In some certain situations, Cloud Service role instances might be slow to start, or they might be recycling or stuck with busy state so that the role instance fails to start as expected. The role application contains two parts that might cause such kinds of role instance recycling/busy issue: Startup Tasks and Role code (Implementation of RoleEntryPoint). In this document, I’m going to share troubleshooting guidance of Startup Tasks failure mainly. You could refer to following official documents regarding the initial configuration, execution and examples of Startup Tasks in Classic Cloud Service.
https://docs.microsoft.com/en-us/azure/cloud-services/cloud-services-startup-tasks
https://docs.microsoft.com/en-us/azure/cloud-services/cloud-services-startup-tasks-common
How to identify if the issue is caused by startup task?
If startup task is applied in your application, we might need to identity if it’s caused by startup task initialization or execution firstly when we encounter role recycling/busy issue.
First step is trying to RDP into the problematic role instance. You could get the RDP file via clicking following Connect button if you enabled RDP feature before.
If not, you could enable it in easy way over Remote Desktop blade, then get back to above step.
Next, you could check processes status in the Task Manager---Details tag after logging into role instance.

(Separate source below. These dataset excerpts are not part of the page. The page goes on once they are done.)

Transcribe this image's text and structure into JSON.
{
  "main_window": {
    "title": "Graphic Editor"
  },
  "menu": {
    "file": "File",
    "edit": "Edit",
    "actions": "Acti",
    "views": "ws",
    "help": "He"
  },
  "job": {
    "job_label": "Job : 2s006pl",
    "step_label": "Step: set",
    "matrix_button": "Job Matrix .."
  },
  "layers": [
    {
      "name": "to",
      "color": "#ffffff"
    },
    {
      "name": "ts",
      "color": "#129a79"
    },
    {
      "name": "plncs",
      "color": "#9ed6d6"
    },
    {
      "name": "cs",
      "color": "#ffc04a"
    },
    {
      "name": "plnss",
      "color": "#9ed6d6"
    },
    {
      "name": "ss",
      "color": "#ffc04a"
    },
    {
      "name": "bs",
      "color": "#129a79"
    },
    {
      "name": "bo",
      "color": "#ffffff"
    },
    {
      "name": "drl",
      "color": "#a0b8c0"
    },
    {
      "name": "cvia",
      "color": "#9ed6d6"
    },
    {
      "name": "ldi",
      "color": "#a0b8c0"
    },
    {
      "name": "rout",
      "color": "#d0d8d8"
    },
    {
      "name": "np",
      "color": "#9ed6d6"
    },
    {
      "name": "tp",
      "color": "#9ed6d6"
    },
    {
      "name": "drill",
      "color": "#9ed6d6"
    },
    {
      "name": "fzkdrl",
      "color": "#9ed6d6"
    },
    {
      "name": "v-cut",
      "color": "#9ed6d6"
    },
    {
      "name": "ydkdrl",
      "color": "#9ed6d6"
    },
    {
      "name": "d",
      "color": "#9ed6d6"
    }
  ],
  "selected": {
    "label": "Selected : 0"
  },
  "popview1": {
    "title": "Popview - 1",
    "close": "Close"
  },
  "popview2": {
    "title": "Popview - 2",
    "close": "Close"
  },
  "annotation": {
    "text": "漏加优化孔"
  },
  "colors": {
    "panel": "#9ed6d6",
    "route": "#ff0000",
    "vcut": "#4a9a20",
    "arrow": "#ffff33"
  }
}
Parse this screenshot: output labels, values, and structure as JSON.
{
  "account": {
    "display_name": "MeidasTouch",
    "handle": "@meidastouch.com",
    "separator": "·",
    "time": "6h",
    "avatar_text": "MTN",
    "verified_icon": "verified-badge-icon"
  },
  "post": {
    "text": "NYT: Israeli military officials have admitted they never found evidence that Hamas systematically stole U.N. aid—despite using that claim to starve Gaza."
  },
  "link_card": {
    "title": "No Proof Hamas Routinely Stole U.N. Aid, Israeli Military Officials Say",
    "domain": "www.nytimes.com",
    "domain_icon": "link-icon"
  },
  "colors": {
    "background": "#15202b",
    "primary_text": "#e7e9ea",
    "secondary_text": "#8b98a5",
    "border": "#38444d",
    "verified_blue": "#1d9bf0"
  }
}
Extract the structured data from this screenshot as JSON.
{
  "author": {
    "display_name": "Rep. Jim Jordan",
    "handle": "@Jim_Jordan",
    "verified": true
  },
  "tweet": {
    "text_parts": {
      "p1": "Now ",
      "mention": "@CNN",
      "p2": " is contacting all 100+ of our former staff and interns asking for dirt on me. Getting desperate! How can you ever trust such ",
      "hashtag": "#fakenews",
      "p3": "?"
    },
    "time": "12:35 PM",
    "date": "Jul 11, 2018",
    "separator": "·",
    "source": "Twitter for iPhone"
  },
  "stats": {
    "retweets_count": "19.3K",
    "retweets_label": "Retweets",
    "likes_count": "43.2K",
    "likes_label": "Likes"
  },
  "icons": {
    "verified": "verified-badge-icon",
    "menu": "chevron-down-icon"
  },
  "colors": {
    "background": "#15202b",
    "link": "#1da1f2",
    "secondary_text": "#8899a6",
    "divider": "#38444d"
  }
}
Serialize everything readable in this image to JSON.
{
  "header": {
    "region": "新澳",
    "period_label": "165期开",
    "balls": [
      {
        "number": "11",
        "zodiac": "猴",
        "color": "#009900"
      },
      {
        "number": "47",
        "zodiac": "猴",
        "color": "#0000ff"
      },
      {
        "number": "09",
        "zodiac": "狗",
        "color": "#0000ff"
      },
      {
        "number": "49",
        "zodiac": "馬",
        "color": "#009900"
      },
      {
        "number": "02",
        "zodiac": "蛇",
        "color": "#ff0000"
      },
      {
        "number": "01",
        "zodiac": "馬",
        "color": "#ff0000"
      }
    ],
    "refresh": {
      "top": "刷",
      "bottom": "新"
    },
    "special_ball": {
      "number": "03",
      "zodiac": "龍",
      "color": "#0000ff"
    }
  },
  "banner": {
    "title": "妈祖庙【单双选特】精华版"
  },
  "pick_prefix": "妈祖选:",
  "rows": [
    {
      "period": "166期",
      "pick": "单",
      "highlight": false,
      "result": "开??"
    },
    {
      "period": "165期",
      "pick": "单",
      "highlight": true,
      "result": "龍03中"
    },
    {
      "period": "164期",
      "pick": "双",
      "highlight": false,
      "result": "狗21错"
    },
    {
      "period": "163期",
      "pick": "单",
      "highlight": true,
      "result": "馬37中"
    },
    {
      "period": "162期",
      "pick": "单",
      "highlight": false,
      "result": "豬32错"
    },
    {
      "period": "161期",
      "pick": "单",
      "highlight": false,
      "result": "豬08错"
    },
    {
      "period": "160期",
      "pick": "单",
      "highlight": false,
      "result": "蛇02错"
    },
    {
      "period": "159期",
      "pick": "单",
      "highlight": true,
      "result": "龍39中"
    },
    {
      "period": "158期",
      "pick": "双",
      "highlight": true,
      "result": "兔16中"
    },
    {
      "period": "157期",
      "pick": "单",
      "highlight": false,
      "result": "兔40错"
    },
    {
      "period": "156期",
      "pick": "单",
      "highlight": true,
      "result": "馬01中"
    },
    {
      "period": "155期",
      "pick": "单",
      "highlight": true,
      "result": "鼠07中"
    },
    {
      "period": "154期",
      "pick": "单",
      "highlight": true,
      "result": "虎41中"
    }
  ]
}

Based on Windows Azure Role Architecture, WaHostBootstrapper process is responsible for startup tasks specifically.
Hence if this process starts, but you don’t see the WaIISHost(for WebRole) or WaWorkerHost(for WorkerRole) processes start then it is most likely a startup task that is failing. Please kindly notice that this is applicable to simple and foreground task types, not for background. The reason is background startup tasks are executed asynchronously, in parallel with the startup of the role.
How to troubleshoot startup task failure?
1.Check WaHostBootstrapper log
You could find the log file from this path: C:\Resources\WaHostBootstrapper.log which is listed in this official document.
Then you could search if there is any Error or Exception regarding the Startup.cmd execution, especially to verify if the exited code equals 0 otherwise the startup task complete with errors. If there isn’t log related to existed code, it also means the startup task is still running.
2.Enable customize logging mechanism
Sometimes, Startup script can’t be rerun freely in the production environment due to expected business impact. Thus, except built-in WaHostBootstrapper log, adding customize log in the command line could be more significant for troubleshooting process.
You could output key information in the command of script like …..>>"%TEMP%\StartupLog.txt".
3.Manually trigger startup task
If you could observe execution exception from above step, the direct way is running this cmd file in the present environment to reproduce the issue. You could navigate to the local directory E:\approot\bin\Startup.cmd (for WebRole) or E:\approot\Startup.cmd(for WorkerRole) and run the command line manually to verify if it can be executed successfully. This might be helpful for narrowing down the issue.